Detection of anti-ganglioside antibodies in Guillain-Barré syndrome and its variants by the agglutination assay

Sera from 40 patients with Guillain-Barré syndrome (GBS), including the subtypes acute inflammatory demyelinating polyneuropathy (AIDP), acute motor axonal neuropathy (AMAN), acute motor and sensory axonal neuropathy (AMSAN), and Miller Fisher syndrome (MFS) were examined for the presence of anti-ganglioside antibodies using the ganglioside agglutination assay, and the enzyme-linked immunosorbent assay (ELISA). In the ELISA system, sera were tested for IgM and IgG antibodies to GM1, GM2, GD1a, GD1b, GT1b, and GQ1b gangliosides. Antibodies to gangliosides were detected in 21 (53%) of the GBS patients by agglutination assay and in 17 (43%) of the patients by ELISA. Some of the sera reacted with more than one ganglioside. Antibodies were not found in the control sera that were studied. The agglutination assay may be useful for rapid screening of GBS sera for antibodies to multiple gangliosides.     
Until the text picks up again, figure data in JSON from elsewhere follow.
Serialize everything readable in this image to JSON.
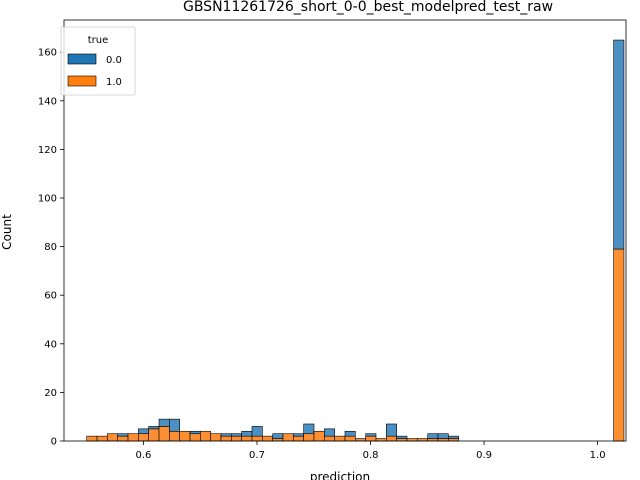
{
  "chart_data": {
    "type": "bar",
    "stacked": true,
    "title": "GBSN11261726_short_0-0_best_modelpred_test_raw",
    "xlabel": "prediction",
    "ylabel": "Count",
    "xlim": [
      0.53,
      1.025
    ],
    "ylim": [
      0,
      173.25
    ],
    "xticks": [
      0.6,
      0.7,
      0.8,
      0.9,
      1.0
    ],
    "xtick_labels": [
      "0.6",
      "0.7",
      "0.8",
      "0.9",
      "1.0"
    ],
    "yticks": [
      0,
      20,
      40,
      60,
      80,
      100,
      120,
      140,
      160
    ],
    "ytick_labels": [
      "0",
      "20",
      "40",
      "60",
      "80",
      "100",
      "120",
      "140",
      "160"
    ],
    "grid": false,
    "legend": {
      "title": "true",
      "placement": "top-left"
    },
    "bin_edges_start": 0.55,
    "bin_width": 0.0091,
    "series": [
      {
        "name": "1.0",
        "color": "#ff7f0e",
        "values": [
          2,
          2,
          3,
          2,
          3,
          3,
          5,
          6,
          4,
          4,
          3,
          4,
          3,
          2,
          2,
          2,
          2,
          2,
          1,
          3,
          2,
          3,
          4,
          2,
          2,
          2,
          1,
          2,
          1,
          2,
          1,
          1,
          1,
          1,
          1,
          1,
          0,
          0,
          0,
          0,
          0,
          0,
          0,
          0,
          0,
          0,
          0,
          0,
          0,
          0,
          0,
          79
        ]
      },
      {
        "name": "0.0",
        "color": "#1f77b4",
        "values": [
          0,
          0,
          0,
          1,
          0,
          2,
          1,
          3,
          5,
          0,
          1,
          0,
          0,
          1,
          1,
          2,
          4,
          0,
          2,
          0,
          1,
          4,
          0,
          3,
          0,
          2,
          0,
          1,
          0,
          5,
          1,
          0,
          0,
          2,
          2,
          1,
          0,
          0,
          0,
          0,
          0,
          0,
          0,
          0,
          0,
          0,
          0,
          0,
          0,
          0,
          0,
          86
        ]
      }
    ]
  }
}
Temporal profile of anti-ganglioside antibodies and their relation to clinical parameters and treatment in Guillain-Barré syndrome

Elevated anti-ganglioside antibody levels mainly of anti-GM1 and anti-GD1a specificities have been reported in THE serum of patients with Guillain–Barré syndrome (GBS). The relevance of anti-ganglioside antibodies other than anti-GM1 and anti-GD1a IgG antibodies and the temporal profile of anti-ganglioside antibodies in GBS is less clear. We studied serum antibodies to GM1, GD1a, GD1b, GQ1b, sulfatide and cardiolipin of the IgM, IgG and IgA classes over the course of GBS in patients who were untreated or treated with highdose intravenous immunoglobulin (IvIg). Antibodies to GD1b, GQ1b, sulfatide and cardiolipin were not detected in the sera of the GBS patients examined in this study. Anti-GM1 IgG titers peaked around 40 days and anti-GD1a IgM around 90 days after GBS onset. Titers of anti-GM1 IgG antibodies decreased following IvIg treatment. Patients with antibody peaks, defined as fivefold or higher increase in antibody titer compared to the lowest antibody titer over the course of GBS, had higher disability scores during the first two weeks of GBS and a worse clinical outcome (anti-GM1 IgG and anti-GD1a IgM antibody peaks) and axonal damage (anti-GD1a IgM antibody peaks), compared to patients without peak antibody titers. Anti-GM1 IgG and anti-GD1a IgM antibodies are thus strongly associated with more severe- and predominantly axonal cases of GBS. The appearance of anti-GM1 IgG and anti-GD1a antibody peaks in the serum after the termination of the acute phase of GBS suggests that these antibodies are produced secondary to nerve damage in GBS. The data does not exclude the possibility that secondarily secreted anti-GM1 IgG and anti-GD1a IgM antibodies may themselves be biologically active and play a role in disease propagation and/or recovery from disease in some patients with GBS.